Relix 44: ‘Cinema Improv’ Podcast

Matt Inman on November 19, 2018
Relix 44: ‘Cinema Improv’ Podcast

 

Welcome to the Relix 44. To commemorate the past 44 years of our existence, we’ve created a list of people, places and things that inspire us today, appearing in our September 2018 issue and rolling out on Relix.com throughout this fall. See all the articles posted so far here

 

Silver Screen Soundtracks: Cinema Improv

As the booming world of podcasts continues to expand, there’s hardly anything that a listener can’t find in the genre, and many creatives are looking to push the envelope in terms of what should constitute a podcast. Drummer David Butler certainly lands in that category with Cinema Improv. What started as a simple jam session in his Brooklyn studio turned into a unique, new idea: Butler began to invite a wide range of musicians to join him in watching a movie on silent and improvise a full soundtrack, without any preparation.

“I had invited some people over for a little jam, and it was super cinematic,” Butler says of that first session, explaining how a subsequent conversation led to the idea of using film visuals to bring out more of that feeling in the music. “I started asking around for movie ideas and amassed this big list of visually amazing movies that didn’t have much dialogue. Then, I got a projector and floated the idea to a bunch of musicians, and most of them seemed super into it.”

Butler’s Cinema Improv celebrated its one-year anniversary this past July, with an episode that found Sinkane guitarist and bassist Michael Ish Montgomery, as well as Philip Mayer of the Tony Award-winning musical The Band’s Visit, improvising with Butler over the classic Indiana Jones flick Raiders of the Lost Ark.


“That’s the lucky part, for me,” Butler says. “I get to do all of them.” The drummer, who tours with Guster and Marco Benevento while playing with various musicians around New York City, sits behind his kit for each podcast recording, then later revisits the improvisation to cut it down to roughly the length of an LP.

“There are always these lulls and boring parts where we just stop playing and watch the movie a bit,” Butler explains. “Normally, you would just stop or play another song or take a break or whatever, but the cool thing about these sessions is that, pretty much every time, the most inspired, interesting stuff comes after those boring parts—you push through the mud and then, all of the sudden, you’re playing this stuff you would never play.”

So far, some of Butler’s Cinema Improv guests have included singer-songwriter Jamie McLean, Josh Kaufman, Darkside’s Dave Harrington, Leftover Salmon/Fat Mama keyboardist Erik Deutsch, Railroad Earth bassist Andrew Altman, Cage the Elephant guitarist Nick Bockrath and Joe Russo’s Almost Dead/WOLF! guitarist Scott Metzger jamming to movies like 2001: A Space Odyssey, Gravity, Samsara, Enter the Void and Once Upon a Time in the West.
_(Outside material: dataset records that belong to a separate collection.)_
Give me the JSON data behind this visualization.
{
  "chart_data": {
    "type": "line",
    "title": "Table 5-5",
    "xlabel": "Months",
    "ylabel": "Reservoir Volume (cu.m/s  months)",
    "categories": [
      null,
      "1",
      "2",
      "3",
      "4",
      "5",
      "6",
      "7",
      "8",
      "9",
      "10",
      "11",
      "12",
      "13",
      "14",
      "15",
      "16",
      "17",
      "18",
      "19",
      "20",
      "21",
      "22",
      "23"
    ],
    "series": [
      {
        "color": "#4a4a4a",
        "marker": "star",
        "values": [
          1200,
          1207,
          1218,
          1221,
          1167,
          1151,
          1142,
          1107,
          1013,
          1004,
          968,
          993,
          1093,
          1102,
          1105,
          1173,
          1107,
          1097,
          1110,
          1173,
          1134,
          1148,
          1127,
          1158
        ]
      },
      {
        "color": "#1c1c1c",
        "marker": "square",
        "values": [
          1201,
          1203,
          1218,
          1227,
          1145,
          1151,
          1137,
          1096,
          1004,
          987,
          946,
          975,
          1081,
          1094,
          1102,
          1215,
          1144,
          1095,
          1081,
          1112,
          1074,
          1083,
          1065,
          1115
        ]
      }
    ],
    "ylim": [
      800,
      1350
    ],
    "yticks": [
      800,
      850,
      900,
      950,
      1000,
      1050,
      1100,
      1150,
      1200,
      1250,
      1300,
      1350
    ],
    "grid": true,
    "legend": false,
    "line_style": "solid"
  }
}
Eventually, Butler is hoping to take the podcast to live audiences. “Every one of these groups that I’ve had are amazing bands that could do a gig on their own, so I have to do that,” he says, noting that he’d also like to get some of his more steady collaborators into the Cinema Improv studio, including Benevento and the members of Guster, Gatos Blancos and Drewcifer, which features musicians from Railroad Earth and The Infamous Stringdusters. But the key is keeping the lineups—and the movies—engaging, and always changing.

“I try and come up with interesting combinations, where maybe the guys haven’t met,” Butler says. “This is an interesting way for them to meet for the first time—you’re thrown into this situation, but it’s not intense like a gig. You get to sit back and watch a movie, and it really leads to some cool music.”